Ritel Mau Bertahan dari Badai Pandemi? Begini Caranya

Herdi Alif Al Hikam - detikFinance
Minggu, 25 Okt 2020 16:00 WIB
Data-data makro ekonomi menunjukan hasil positif. Namun, ritel PT Indoritel Makmur Internasional Tbk (DNET) yang ternyata laba bersihnya turun drastis.
Ilustrasi Industri Ritel (Foto: Rachman Haryanto)
Jakarta -

Pelaku industri ritel mengatakan bisnis mereka sekarang sedang dibayang-bayangi kerugian. Hal itu terjadi karena kondisi bisnis yang dibuat lesu oleh pandemi virus Corona.

Lalu apa yang kira-kira bisa dilakukan pelaku usaha untuk bisa bertahan?

Peneliti ekonomi Indef Bhima Yudhistira mengatakan pelaku usaha ritel bisa melakukan downsizing alias menurunkan marjin keuntungan untuk menyesuaikan kebutuhan masyarakat. Dengan melakukan hal tersebut menurutnya harga jual bisa ditekan, sehingga produk tetap laku di situasi yang tidak pasti.

"Yang perlu dilakukan industri retail adalah terus turunkan marjin keuntungan untuk menyesuaikan dengan kebutuhan masyarakat. Strategi ini disebut downsizing, atau menurunkan harga jual agar market share tetap terjaga," jelas Bhima kepada detikcom, Minggu (25/10/2020).

Pelaku usaha juga diminta untuk lebih inovatif akan kebutuhan masyarakat. Dia mencontohkan untuk industri makanan kini mulai beralih ke makanan beku alias frozen foods.

"Kemudian, harus inovatif misalnya masyarakat mulai beralih ke makanan beku, kemudian alat-alat olahraga seperti sepeda, dan juga alat berkebun. Harus adaptif terhadap perubahan prilaku konsumen juga," papar Bhima.

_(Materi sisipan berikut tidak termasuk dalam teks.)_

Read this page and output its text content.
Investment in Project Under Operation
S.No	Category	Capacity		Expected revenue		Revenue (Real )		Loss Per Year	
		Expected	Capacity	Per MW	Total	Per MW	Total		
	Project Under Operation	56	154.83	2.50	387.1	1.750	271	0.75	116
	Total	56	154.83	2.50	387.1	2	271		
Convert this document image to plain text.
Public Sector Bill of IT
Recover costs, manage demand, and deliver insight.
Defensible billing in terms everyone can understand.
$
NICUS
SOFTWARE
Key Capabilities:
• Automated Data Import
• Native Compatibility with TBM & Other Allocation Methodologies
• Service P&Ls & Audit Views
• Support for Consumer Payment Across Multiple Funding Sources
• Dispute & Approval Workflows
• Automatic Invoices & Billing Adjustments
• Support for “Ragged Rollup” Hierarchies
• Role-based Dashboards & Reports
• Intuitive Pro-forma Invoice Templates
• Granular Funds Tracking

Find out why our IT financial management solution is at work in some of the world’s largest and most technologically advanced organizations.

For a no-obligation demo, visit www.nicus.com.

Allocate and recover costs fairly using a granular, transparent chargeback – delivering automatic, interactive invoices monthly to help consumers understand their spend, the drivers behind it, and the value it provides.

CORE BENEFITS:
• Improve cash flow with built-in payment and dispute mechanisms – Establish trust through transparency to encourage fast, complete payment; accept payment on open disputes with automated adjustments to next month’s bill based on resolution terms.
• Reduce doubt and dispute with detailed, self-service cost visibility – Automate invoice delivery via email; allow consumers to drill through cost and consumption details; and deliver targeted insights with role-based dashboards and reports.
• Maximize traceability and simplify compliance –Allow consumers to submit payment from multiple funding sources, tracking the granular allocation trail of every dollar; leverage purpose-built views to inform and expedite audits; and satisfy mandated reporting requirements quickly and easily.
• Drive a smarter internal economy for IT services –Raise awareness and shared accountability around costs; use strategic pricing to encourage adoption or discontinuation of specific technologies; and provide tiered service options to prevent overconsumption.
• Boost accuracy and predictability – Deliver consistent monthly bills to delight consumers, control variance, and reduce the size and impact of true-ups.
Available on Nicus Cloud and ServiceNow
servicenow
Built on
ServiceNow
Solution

Bhima melanjutkan, pelaku usaha juga harus bisa menyentuh pasar online. Pelaku ritel bisa saja menggandeng beberapa platform marketplace e-commerce besar di Indonesia untuk memasarkan promo.

"Ritel perlu menggandeng pemain ecommerce lebih banyak. Kalau sudah join satu platform misalnya, masih kurang minimum ada di tiga atau empat platform ecommerce terbesar," urai Bhima.

Di sisi lain, pelaku industri ritel mengatakan sudah melakukan beberapa strategi untuk bisa bertahan. Ketum Himpunan Peritel dan Penyewa Pusat Perbelanjaan Indonesia (Hippindo) Budihardjo mengatakan salah satunya adalah memaksimalkan semua jalur pemasaran.

"Kami sudah memaksimalkan multi chanel untuk penjualan kita, kita kerja sama dengan e-commerce, persiapkan juga untuk menjual online," ungkap Budihardjo.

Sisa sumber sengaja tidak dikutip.